Born in Equatorial Guinea, Monique Macias spent 15 years living in the capital Pyongyang, where her school days consisted of firing Kalashnikov rifles at the same prestigious military academy that Kim Jong-il was educated.

Being one of very few black people in Pyongyang and living in a strange country taught Ms Macias to see the world differently. She writes, “I know how Koreans think and how to talk to them because they taught me. They made me.”

This, she said, is what inspired her to publish her memoirs now, with tensions between North and South Korea running high. She said: ‘Although North and South say they want unification, they don’t actually know each other as people. If we want unification, we have to bury prejudice.’

She recalls rumors in 1989 of the Tiananmen Square democracy movement and subsequent massacre in Beijing reaching the hallways of North Korean colleges. “I felt university students in Pyongyang at the time were thinking about change too.
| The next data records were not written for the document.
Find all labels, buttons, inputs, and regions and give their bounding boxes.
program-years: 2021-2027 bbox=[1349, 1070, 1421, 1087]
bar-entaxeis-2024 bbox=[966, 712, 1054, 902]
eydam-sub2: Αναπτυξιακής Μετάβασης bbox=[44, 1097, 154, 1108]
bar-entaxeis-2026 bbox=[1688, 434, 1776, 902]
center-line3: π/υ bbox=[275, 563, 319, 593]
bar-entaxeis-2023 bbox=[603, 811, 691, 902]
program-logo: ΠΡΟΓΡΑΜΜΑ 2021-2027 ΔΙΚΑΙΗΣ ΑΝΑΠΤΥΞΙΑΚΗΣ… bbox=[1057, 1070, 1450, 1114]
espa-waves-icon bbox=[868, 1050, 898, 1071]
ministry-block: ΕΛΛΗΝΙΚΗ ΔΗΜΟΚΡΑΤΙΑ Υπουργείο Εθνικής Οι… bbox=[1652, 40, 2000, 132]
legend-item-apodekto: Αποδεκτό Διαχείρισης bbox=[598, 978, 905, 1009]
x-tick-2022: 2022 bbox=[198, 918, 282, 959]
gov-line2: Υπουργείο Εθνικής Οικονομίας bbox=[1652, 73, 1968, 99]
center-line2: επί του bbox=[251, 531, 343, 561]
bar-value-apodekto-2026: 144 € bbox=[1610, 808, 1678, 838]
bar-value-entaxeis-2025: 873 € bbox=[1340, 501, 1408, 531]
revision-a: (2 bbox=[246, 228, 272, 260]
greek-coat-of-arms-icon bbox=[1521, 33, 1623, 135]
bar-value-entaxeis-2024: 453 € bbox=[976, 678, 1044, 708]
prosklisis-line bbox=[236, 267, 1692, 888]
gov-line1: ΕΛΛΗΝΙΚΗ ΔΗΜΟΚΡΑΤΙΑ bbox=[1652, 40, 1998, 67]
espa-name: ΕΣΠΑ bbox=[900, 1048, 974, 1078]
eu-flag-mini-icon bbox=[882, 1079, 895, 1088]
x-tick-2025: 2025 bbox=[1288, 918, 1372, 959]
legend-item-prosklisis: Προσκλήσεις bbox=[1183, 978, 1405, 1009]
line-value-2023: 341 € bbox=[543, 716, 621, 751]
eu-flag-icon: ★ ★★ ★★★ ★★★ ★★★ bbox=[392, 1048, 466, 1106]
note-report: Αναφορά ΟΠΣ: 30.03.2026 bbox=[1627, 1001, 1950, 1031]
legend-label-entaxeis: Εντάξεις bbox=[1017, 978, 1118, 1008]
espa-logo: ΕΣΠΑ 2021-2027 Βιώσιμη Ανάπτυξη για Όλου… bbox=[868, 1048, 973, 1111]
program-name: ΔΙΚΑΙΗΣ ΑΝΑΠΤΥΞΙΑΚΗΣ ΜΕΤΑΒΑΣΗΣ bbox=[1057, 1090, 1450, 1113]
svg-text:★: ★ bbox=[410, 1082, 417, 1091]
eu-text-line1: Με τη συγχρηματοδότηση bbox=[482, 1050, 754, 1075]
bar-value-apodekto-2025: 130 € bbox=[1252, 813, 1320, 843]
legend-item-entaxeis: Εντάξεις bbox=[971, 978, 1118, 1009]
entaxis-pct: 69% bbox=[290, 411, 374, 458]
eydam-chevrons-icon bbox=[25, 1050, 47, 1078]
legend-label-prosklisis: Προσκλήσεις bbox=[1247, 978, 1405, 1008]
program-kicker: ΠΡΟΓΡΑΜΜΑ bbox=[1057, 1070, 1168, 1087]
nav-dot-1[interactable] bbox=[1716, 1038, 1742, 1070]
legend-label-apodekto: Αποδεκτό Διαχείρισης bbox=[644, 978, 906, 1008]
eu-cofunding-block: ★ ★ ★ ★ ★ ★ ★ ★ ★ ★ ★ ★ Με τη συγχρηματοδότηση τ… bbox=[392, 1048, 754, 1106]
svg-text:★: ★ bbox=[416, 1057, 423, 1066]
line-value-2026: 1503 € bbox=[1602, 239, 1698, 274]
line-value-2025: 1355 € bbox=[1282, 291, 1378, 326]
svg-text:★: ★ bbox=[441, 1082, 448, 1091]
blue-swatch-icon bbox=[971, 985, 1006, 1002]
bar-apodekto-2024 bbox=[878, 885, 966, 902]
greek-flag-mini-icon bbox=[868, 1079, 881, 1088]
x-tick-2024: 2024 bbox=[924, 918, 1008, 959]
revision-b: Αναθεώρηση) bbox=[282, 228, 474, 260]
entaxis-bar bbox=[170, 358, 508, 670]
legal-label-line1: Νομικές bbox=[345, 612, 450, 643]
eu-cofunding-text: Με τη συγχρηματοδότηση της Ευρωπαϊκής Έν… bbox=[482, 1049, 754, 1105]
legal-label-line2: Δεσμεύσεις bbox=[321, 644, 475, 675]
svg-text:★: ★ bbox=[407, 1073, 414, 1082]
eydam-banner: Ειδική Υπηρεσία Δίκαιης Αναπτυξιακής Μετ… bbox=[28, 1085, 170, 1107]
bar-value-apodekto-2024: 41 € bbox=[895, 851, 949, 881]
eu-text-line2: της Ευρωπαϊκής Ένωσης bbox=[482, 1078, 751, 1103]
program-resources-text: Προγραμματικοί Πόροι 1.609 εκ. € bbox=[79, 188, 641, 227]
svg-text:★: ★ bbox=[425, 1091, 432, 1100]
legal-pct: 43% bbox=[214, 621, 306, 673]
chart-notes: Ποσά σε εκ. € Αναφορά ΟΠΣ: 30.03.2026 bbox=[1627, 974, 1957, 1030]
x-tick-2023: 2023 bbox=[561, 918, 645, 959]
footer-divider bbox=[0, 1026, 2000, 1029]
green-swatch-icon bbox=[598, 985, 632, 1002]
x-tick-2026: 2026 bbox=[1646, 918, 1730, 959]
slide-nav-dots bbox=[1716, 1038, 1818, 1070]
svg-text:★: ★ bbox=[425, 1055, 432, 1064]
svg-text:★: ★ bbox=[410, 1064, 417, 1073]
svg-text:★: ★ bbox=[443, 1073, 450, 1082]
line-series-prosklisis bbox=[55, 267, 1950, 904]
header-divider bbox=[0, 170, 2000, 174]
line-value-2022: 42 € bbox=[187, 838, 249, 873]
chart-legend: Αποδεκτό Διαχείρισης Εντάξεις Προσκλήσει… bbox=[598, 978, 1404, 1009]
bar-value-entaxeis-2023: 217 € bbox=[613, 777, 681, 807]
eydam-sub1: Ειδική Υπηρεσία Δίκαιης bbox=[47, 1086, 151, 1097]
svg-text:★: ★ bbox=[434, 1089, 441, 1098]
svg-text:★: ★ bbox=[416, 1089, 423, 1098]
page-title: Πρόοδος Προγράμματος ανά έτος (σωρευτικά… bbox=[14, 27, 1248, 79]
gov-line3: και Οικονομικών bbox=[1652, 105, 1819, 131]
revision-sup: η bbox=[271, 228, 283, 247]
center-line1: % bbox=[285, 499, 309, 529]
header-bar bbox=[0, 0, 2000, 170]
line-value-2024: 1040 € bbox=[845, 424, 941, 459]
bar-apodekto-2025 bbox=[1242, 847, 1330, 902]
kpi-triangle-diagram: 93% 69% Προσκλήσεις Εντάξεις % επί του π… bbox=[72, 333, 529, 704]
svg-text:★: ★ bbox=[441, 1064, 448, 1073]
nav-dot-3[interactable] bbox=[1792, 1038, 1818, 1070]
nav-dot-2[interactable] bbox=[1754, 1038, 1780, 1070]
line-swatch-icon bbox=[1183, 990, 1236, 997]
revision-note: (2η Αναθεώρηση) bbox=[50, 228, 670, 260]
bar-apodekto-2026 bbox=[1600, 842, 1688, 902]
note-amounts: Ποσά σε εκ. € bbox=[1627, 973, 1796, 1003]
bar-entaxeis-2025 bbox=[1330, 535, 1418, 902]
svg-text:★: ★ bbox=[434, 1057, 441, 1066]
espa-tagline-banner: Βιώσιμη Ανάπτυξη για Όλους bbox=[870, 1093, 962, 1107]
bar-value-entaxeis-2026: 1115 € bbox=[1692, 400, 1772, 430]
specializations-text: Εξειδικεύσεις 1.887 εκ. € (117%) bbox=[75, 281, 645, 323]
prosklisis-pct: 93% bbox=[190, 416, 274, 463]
Although they (North Korean media) didn’t report it, a lot of people knew about it.”

Her education, which she speaks highly of, was peppered with survival courses and drills. Under the North Korean education system, anti-Americanism became a constant factor in her understanding of the world as a child, something that made meeting her first American a big shock on a rare trip to see relatives in Beijing.

She said: “At that time no one there spoke English and I was lost. I saw a white guy passing and I asked him if he spoke English but when he started talking he had an American accent,” Macias said. “I was so scared. I thought ‘oh my god, it’s an American’. My palms were sweating and I just started to run. He was shouting ‘hey, stop! I’m not going to eat you’.”

This week, state media in North Korea criticized a report by a US think-tank on scenarios for the collapse of a reclusive country with a grim record of famine, prison camps and nuclear brinkmanship. But Ms Macias sees that as unlikely. “I don’t think it’s going to collapse easily. What I’ll say is that it can open up like China but very, very slowly.”